Some are already enthusiastically demonstrating their adoption of green methods, and Sustainable Systems Design, a Cape Town property design partnership, has embraced the concept in every way possible. Vernon Collis and partner, Anna Cowen, are responsible for a somewhat revolutionary single residential project in the context of the City Bowl.

While Collis already lives in a house that could be seen as a prototype for inner city green construction, his client's new home will have features that are distinctly uncommon.

On a plot of not more than 450sq m, the courtyard house with two separate living units (one for the owners, the other for their family visitors) are built atop large underground cisterns to collect rain and spring water from the mountain run-off. The previous buildings on the site have been almost entirely recycled into the new building, including using the rubble as an ingredient in the concrete (he calls it "rubblecrete") for the new building.

The rocks and soil from the excavation have been stored on a nearby site and some will be used and others sold. Uses will include driveway paving. "Every effort is made to reabsorb waste material," he says.

Former pathway slate tiles have been used, stacked horizontally to create a decorative wall, and thousands of bricks have been saved for re-use. Shuttering is being used extensively in the walling and the support material is all recycled wood. Props are gum poles from an alien replacement project.

In operation, the house will make use of recycled grey water for irrigation, passive cooling will be achieved by thick walls and carefully orientated fenestration. Solar water heating will be used.

On a larger scale, but employing more conventional building methods, a development will start to come out of the ground on the east side of the City - on the edge of District Six - in February next year. The development, called the Red Brick Building, will be an apartment block.

Project architect Jean Bernicchi says the development represents a strong move towards eco-friendly sustainable construction and operation, implementing solar pre-heated water systems and grey water recycling.

It will also employ plants as an interface between the street and the building, and the inner courtyard of the seven-storey building will be heavily planted and landscaped.
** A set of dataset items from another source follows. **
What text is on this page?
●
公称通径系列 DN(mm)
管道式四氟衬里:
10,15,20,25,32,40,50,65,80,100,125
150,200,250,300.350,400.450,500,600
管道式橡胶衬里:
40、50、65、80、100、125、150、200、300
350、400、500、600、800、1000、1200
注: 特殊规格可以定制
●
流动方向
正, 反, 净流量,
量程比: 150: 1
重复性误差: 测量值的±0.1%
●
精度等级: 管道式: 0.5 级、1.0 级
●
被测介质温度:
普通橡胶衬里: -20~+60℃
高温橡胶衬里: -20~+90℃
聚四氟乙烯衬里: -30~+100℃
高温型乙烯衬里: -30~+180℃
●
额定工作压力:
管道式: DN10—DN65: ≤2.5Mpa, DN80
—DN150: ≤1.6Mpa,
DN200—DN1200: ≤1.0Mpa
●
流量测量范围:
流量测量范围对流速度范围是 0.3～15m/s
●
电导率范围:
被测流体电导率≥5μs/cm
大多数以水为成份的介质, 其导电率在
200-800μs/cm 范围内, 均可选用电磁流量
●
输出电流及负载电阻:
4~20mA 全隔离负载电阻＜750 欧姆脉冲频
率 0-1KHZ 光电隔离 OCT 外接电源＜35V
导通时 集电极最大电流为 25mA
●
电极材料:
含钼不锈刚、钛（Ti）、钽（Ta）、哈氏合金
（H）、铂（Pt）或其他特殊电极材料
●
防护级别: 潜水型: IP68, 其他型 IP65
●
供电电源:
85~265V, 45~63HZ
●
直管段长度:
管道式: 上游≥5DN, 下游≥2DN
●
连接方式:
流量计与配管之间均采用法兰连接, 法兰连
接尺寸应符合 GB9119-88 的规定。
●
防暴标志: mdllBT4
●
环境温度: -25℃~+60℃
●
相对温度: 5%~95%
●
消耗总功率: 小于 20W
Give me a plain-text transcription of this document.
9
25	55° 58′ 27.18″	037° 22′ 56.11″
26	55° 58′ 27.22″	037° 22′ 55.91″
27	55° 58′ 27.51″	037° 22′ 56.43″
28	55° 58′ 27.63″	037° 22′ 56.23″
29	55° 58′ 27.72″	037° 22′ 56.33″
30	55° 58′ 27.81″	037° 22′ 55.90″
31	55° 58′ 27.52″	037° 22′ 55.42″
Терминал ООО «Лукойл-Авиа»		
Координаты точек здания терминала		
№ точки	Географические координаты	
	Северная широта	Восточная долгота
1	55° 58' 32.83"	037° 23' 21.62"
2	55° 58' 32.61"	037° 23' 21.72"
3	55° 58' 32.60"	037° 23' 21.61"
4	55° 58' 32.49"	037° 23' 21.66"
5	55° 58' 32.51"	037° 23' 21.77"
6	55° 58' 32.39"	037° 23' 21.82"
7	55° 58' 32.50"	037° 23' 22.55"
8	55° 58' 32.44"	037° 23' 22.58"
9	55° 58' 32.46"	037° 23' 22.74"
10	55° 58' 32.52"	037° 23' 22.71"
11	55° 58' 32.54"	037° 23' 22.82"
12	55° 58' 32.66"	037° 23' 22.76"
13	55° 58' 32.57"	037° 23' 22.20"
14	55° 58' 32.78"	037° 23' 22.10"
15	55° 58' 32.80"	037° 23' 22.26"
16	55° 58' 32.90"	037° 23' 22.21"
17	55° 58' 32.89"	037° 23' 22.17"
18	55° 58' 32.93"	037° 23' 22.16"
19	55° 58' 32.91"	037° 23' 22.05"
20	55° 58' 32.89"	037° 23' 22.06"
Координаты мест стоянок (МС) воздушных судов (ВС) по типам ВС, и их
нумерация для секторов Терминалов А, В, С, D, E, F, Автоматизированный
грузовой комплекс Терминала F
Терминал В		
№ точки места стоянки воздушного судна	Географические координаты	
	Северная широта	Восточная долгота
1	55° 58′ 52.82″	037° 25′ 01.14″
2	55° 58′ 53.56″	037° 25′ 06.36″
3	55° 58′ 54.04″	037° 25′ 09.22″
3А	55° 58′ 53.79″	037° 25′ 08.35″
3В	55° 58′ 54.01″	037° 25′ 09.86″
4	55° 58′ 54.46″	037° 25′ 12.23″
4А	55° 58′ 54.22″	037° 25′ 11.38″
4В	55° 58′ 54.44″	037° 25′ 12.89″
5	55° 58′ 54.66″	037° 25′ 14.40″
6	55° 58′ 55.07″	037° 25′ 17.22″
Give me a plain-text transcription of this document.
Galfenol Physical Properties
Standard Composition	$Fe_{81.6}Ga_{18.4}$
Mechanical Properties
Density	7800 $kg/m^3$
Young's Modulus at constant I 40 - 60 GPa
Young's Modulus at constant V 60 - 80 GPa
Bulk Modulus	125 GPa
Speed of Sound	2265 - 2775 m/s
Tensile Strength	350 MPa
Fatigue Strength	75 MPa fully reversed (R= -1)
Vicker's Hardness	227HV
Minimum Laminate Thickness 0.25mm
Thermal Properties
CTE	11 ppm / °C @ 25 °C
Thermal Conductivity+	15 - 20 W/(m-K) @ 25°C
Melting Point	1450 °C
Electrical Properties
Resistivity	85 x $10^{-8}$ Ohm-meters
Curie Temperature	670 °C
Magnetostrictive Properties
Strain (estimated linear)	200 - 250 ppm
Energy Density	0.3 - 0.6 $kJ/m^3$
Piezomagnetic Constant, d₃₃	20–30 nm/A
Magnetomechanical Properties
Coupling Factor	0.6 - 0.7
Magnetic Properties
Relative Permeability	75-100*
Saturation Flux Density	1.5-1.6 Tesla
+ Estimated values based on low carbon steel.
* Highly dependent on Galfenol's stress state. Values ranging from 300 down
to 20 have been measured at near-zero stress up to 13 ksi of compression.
Even a walkway from the nearby University of Technology will receive attention by way of landscaping and street furniture. Bernicchi says each elevation of the 83-apartment block responds to its orientation, with shuttering protecting windows where necessary and window shapes helping to control thermal effects.

Bernicchi says it would seem wise to start adopting the kinds of measures that are likely to be introduced as law in the near future, with authorities already paying close attention to green issues in the building industry. The effect on the market of stringent green measures that might require changes of mindset in property buyers, has, however, not been fully tested.

Images 1 & 2: The site in District Six in Cape Town where a green apartment block will be constructed.